In theory, the above may sound great, but here are some of the challenges:
Even if your child graduates free of student debt, are they really going to be financially responsible by not having any consumer debt? If you were to think back upon your own experience, did you fall into consumer debt while in college OR did the debt occur after you started working?
Assuming your child graduates debt free and is financially responsible throughout his or her college career, what if he/she can’t secure a job that will cover the bills? Sure he/she can move back home and live rent free, but could you see how he/she might need to ask you for some financial assistance, especially if he/she is not working?
What if they go back for graduate school? Who’s going to pay for that? Your immediate response could be “well, they are on their own at that point”, but wouldn’t they need to take out a loan for grad school and thereby negate your initial intent of not having debt when they finish school?

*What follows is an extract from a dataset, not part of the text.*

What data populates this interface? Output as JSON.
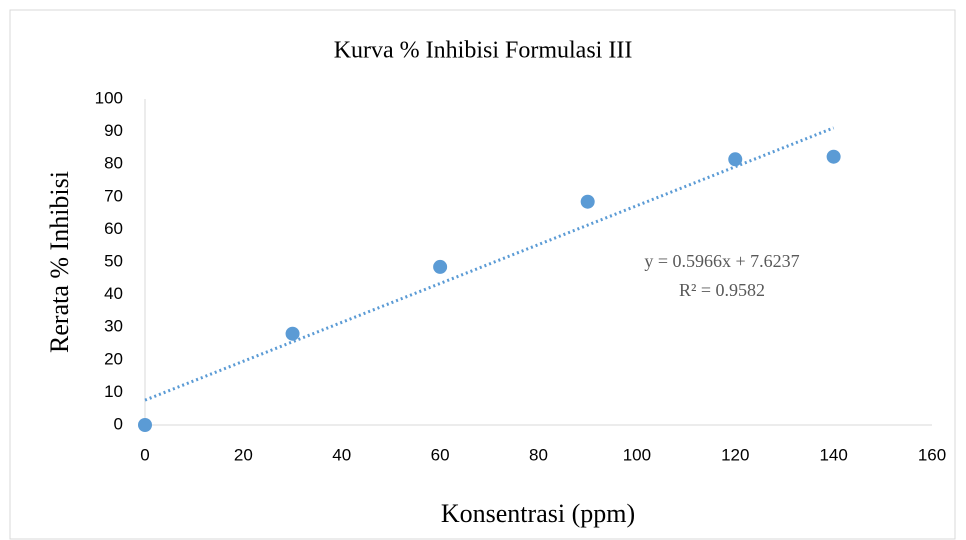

Saving for retirement: Because of the aforementioned challenges, when faced with choosing between one and the other, it often makes more sense to save for retirement rather than to save for college.
Why should we consider taking care of ourselves first?
Your social security income will probably not be enough to cover your cost of living in retirement. Therefore, the burden of supplementing that income will fall on your shoulders.
If you don’t have enough money saved for retirement, the support you may need could ultimately fall on your children’s shoulders. While it’s ok to put some money into your children’s college savings accounts from time to time, it’s important to realize that in order to take care of your family, you need to take care of yourself first.
Could saving for retirement over college present challenges? Possibly. Saving more towards retirement means that you will have fewer financial resources to tap into when the time comes to pay for college. However, keep in mind that your child can borrow for college, but you can not borrow for retirement. A good way to determine if saving for retirement over college is right for you is to calculate how much money you will need to retire and compare that with a projection of your current retirement assets. If the numbers show that you will have to cut back significantly on your retirement lifestyle, then you should consider directing your additional savings towards retirement.